Several universities are involved in a current initiative that uses a chatbot that is able to respond to questions very effectively. One thing that artificial intelligence can do is anticipate what the most frequently asked questions will be and formulate responses to them. So, if I'm a student and have a question while travelling or out of contact with my instructor, or need the answer quickly, I can ask a chatbot that is available 24 hours a day, 7 days a week. In most cases, it can answer from 70% to 75% of the most frequently asked questions posed by learners. In that sense it has an immensely positive impact on student engagement. Artificial intelligence can also help identify more challenging situations where learners may not actually want to confide in a human counsellor, but they’ll ask a chatbot – the bot doesn’t judge anyone for the questions they ask. 

What are the main challenges to these technologies being applied?

One significant challenge is finding the right artificial intelligence application.

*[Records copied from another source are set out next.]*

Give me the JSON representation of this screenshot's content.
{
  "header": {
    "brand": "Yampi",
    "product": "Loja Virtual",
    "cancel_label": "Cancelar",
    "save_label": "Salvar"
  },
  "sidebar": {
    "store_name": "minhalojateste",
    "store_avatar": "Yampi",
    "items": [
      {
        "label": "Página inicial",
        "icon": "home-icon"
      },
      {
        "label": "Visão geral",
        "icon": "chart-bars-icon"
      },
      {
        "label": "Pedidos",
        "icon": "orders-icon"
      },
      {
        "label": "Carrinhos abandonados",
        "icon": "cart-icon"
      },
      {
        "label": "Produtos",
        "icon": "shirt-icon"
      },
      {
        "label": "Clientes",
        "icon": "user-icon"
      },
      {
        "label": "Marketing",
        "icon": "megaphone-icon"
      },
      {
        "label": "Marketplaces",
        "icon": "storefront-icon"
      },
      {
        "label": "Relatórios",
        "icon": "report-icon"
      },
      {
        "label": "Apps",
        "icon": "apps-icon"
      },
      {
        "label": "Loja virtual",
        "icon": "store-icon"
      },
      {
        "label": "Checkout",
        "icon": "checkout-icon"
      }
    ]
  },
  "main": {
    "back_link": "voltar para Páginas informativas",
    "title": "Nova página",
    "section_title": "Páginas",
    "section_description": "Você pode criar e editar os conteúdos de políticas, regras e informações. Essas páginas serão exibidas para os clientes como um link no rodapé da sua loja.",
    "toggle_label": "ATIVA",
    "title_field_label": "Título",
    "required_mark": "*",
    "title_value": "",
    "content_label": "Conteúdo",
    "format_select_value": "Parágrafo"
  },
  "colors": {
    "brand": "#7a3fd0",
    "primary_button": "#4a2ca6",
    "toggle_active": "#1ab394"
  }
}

When you do, you need to develop it or teach it what to do in certain circumstances, which requires time and resources. And because there are so many possibilities, focusing on the ones that are going to have the greatest impact can be difficult. This is one of the reasons data science has become so critical.

The other challenge is that there are new questions around ethics in artificial intelligence. Globally, software development and engineering is less diverse of a workforce than others, and this can be reflected in artificial intelligence if we do not take care to make sure that all appropriate viewpoints are represented.

How will artificial intelligence and digital tools transform education in the next ten years?

A lot of education will be the same. You will still have students learning from instructors who are specialists in a field of study. What will be different is that a lot of the interaction will be handled with artificial intelligence and instructors may not need to spend as much time teaching fundamentals, freeing them up to help guide more unstructured inquiry. In addition, the pace of learning will become much more personalized: artificial intelligence can provide a different learning experience depending on the needs or preferences of individual students.

How do you think this is going to improve the connection between education and the workforce?

It will make it easier to modify the curriculum and incorporate elements that will be meaningful for employers. If several people are on the same course working on similar assignments, you can change the assignment so that each of the students have an opportunity to learn something that is more relevant to their preferred career path without having to write a different assignment for each student. Technology can help enable differentiation for each student and, if you go to scale, in a large university like the UOC, with 55,000 or more degree-seeking students, being able to do that very flexibly is going to be a significant advantage.